Twice as many victims as feared in sex-abuse scandal at children's home
It was initially thought that about 20 young people were abused at a local authority-run residential home in Dumfriesshire during the 1970s and 1980s. But following the issue of a public apology by Dumfries and Galloway Council last autumn, dozens more people have come forward, and the number of victims now stands at 47.
Having been independently evaluated, every survivor has now been deemed entitled to an ex gratia payment of 20,000.
It means that the local authority will now pay close to 1 million to those who suffered during their time in care at the Merkland Children's home in Moffat.
The council does not regard the payments as compensation, rather recognition of the abuse which took place while the children were in care.
Peter Harley, the officer in charge at the home between 1977 and 1982, was jailed for 15 years at the High Court in Glasgow in 1996 after he pled guilty to 45 charges of indecency and assault against boys aged between six and 16. He was released after serving ten years.
While Dumfries and Galloway Council was not legally required to make any payment to the victims, it took the decision to approve ex gratia payments last October, citing a "moral imperative to do the right thing".
Having called a freephone number set up by the council, a further 28 people who suffered under Harley have now told their story for the first time.
In all, about 200 children spent time at Merkland under Harley's "care", meaning that he abused nearly one in four young people who stayed there.
Harley's trial heard that vulnerable youngsters looking for attention would sit on his knee in the television room, only to be molested.
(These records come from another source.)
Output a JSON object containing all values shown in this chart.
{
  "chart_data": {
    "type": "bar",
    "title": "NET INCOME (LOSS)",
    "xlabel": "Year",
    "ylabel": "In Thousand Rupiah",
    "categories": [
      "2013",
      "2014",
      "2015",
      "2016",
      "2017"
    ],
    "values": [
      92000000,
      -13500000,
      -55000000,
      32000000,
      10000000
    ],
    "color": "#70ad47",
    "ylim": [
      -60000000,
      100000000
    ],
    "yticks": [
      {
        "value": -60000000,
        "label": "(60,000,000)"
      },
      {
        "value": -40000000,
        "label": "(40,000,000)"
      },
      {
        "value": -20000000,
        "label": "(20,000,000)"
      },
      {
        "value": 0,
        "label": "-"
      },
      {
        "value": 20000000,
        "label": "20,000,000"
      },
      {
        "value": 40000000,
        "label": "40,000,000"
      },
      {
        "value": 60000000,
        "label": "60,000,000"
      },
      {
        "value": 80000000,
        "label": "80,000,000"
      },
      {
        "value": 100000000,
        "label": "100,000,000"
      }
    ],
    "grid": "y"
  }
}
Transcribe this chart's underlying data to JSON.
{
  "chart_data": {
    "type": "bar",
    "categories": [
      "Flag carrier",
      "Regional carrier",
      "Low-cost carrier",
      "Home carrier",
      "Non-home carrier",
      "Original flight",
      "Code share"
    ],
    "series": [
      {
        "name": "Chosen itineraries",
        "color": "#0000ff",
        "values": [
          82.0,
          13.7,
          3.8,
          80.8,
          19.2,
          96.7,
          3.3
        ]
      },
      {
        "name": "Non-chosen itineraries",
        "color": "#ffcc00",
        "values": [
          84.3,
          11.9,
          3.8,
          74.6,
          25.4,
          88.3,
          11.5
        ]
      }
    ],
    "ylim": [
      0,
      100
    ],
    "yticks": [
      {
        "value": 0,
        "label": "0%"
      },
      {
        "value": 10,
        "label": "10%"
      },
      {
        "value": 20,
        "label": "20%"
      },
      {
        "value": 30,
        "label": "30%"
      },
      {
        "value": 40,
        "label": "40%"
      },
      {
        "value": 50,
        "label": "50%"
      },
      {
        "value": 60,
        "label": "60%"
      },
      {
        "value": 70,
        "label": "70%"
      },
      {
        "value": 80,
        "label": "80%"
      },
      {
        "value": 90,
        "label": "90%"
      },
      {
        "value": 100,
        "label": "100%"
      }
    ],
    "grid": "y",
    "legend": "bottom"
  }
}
Some of the boys were preyed upon when they awoke during the night from nightmares, or because they needed to go to the toilet.
The court also heard that one boy who was taken away from his parents was sexually abused on his first night at Merkland. Lord Weir, the trial judge, described it as one of the worst cases of sexual abuse he had ever encountered.
One of Harley's victims committed suicide, while another drank himself to death. The offences committed during Harley's five-year tenure at the home only came to light when a boy told his girlfriend of his experiences, sparking a police investigation.
One of his victims, now 43, recalled the physical and sexual abuse he endured during his time at Merkland 28 years ago. "Harley used to wake us at three or four in the morning, bundle five or six of us into his car and drive us into the countryside," he said.
"He then made us walk up to six miles back to the home. The last one back was battered, and it was usually me. He used a belt, crutches, or walking stick on us. I can still feel the pain to this day."
He added: "Harley also sexually abused me and the others when we were in the showers."
Five victims sought to sue the council, but their cases were dismissed at the Court of Session in 2005 on the grounds of a time-bar that prevents many alleged victims of historic child abuse from seeking justice in the courts.
Under Scots law, personal injuries claims can only be lodged within three years of the incident. When the victims are children, claims must be made within three years of their 16th birthday.
Judges have discretionary powers to lift the time-bar, unless the alleged abuse took place before 1964.
Officials at Dumfries and Galloway Council itself have expressed "deep disappointment" over the legal representation afforded the Merkland victims to date, and have met representatives from the Law Society of Scotland to discuss the issues thrown up by the case.
The 940,000 in ex gratia payments will be met from Dumfries and Galloway Council's social work committee budget.